Luisa Banti (1894 – 1978) was an Italian archaeologist, art historian, and educator specializing in the Etruscan and Minoan civilizations. Her best known work is Il mondo degli Etruschi (The World of the Etruscans). First published in 1960 and translated into several languages, it influenced scholarly opinion for many years and became a classic text.

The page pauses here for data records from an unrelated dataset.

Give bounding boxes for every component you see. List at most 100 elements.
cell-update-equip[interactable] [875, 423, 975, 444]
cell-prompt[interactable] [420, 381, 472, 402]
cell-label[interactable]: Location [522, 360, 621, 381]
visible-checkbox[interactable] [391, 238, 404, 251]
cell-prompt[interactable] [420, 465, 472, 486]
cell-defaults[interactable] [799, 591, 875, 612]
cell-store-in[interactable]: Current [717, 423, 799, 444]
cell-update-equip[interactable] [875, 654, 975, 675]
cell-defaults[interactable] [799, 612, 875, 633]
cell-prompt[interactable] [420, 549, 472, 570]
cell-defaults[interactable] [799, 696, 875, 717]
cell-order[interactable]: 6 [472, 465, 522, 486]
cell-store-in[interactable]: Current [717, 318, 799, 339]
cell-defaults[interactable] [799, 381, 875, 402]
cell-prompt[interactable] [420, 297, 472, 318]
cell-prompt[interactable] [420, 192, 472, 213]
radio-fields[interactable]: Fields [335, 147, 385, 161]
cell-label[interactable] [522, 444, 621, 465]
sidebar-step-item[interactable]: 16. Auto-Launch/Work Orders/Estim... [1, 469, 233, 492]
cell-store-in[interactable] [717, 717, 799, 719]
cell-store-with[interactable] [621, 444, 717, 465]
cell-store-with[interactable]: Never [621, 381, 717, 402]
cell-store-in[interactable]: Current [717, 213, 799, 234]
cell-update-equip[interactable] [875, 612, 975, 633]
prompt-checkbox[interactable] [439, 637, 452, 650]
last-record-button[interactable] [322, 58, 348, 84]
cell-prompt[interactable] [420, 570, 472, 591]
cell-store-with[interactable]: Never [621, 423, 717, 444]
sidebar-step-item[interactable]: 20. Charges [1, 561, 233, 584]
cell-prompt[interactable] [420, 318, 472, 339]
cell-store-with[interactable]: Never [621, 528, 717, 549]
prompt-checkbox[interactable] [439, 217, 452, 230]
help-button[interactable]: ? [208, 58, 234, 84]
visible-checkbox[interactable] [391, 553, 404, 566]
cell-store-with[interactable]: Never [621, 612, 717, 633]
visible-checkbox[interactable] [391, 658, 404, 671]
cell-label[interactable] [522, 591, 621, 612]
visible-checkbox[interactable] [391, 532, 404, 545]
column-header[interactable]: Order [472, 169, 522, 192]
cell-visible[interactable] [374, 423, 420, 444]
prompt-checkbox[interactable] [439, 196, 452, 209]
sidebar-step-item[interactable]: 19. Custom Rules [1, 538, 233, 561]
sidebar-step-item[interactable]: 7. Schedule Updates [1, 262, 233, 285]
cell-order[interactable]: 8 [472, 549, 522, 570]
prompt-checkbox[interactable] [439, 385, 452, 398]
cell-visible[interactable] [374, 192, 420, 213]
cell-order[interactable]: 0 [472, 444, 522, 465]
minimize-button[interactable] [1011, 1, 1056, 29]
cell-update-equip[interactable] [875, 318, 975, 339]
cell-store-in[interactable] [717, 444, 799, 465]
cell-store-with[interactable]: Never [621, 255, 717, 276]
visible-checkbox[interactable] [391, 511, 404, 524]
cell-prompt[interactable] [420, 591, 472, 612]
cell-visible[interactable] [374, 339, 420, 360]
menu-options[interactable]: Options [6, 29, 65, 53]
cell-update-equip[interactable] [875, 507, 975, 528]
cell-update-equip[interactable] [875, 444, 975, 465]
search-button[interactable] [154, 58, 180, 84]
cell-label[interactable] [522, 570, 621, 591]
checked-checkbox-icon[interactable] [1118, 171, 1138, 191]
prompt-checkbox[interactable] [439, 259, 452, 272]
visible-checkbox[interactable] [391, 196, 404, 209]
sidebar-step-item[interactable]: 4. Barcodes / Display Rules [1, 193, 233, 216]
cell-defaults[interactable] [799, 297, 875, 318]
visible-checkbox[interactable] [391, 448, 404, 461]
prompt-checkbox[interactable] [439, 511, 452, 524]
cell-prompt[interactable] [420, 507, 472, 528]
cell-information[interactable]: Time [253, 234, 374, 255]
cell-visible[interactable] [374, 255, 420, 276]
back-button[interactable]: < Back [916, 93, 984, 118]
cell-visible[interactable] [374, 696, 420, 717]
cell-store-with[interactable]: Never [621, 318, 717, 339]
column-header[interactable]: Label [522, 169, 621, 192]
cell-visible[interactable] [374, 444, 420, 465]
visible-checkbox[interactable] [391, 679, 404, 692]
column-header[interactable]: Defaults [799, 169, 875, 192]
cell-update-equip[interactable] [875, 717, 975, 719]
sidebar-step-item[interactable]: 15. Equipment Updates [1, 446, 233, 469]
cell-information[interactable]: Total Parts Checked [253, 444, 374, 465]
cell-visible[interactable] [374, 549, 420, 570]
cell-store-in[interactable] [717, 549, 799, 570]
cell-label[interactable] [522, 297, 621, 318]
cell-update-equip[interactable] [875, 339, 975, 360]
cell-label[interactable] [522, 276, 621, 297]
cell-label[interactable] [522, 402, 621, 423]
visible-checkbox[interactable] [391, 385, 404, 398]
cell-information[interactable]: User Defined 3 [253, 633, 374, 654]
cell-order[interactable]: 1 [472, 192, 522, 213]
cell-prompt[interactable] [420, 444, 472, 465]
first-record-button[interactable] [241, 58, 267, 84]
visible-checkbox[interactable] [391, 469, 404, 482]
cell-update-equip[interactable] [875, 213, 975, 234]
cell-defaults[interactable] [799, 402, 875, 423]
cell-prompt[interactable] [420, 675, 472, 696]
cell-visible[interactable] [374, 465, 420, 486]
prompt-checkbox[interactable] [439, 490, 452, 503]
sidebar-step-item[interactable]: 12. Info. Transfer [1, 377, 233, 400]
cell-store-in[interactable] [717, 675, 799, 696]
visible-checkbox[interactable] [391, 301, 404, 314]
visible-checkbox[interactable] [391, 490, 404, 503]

==Early life and education==

Luisa Banti was born into a well-to-do family in Florence in 1894, the oldest of six children. Her father, Guido Banti, was a prominent physician and Professor of Pathology at the University of Florence. Having inherited her father's propensity for analytical research, she defied expectations for women of her day by enrolling in the University of Florence when she was in her thirties, to study philology and classical antiquity. She wrote her doctoral dissertation on the Luni site and her post-doctoral thesis on the cult of the dead in archaic Rome. Among her professors were Giacomo Devoto, who introduced her to Etruscology, and Luigi Pernier, who trained her in Etruscan archaeology.

==Career==

Banti's earliest published research papers were on historical topography. In the 1930s she spent summers with the Italian Archaeological Mission at Crete, where she organized and wrote about artifacts discovered earlier at Festos and Haghia Triada. After publishing several articles on Minoan religion, she was appointed to the History of Religions Department at the University of Rome. In the 1940s she also served as editorial assistant for the journal Bolletino d'Arte, and wrote book reviews for Studi Etruschi and Athenaeum.

Banti chaired the Department of Archaeology and History of Greek and Roman Art at the University of Pavia from 1948 to 1950, and the Department of Etruscan Studies and Italic Archaeology at the University of Florence from 1950 to 1965. During this period, she also lectured at American universities, including Columbia and Princeton. From 1965 to 1972 she presided over L'Istituto di Studi Etruschi (the Institute for Etruscan Studies).

In 1960, Banti published the first edition of what would become her best known work, Il mondo degli Etruschi (The World of the Etruscans). A second edition was published in 1968, and the first English translation, The Etruscan Cities and Their Culture, was published by the University of California in 1973. Although primarily a technical archaeological report, the book provided the best overview of Etruscan art available at the time. It influenced scholarly opinion for many years and became a classic text.

Banti spent her final years at the American Academy in Rome studying the villa at Hagia Triada. She died in 1978, bequeathing her library of some 930 volumes to the University of Florence.

==Publications==
Italian:
- "Culto dei morti nella Roma antichissima", Studi italiani di filologia classica, VII, 1929
- Luni, 1937
- I culti minoici e greci di Haghia Triada (Creta), 1941
- Il palazzo minoico di Festo, 1951
- "Problemi della pittura arcaica etrusca: la tomba dei Tori a Tarquinia" in Studi etruschi, vol. XXIV, 1955–1956
- Il mondo degli Etruschi, 1960
- F. Halbherr, E. Stefani, L. Banti, "Haghia Triada nel periodo tardo palaziale" in Annuario della Scuola archeologica italiana di Atene, LV [1977], p. 13.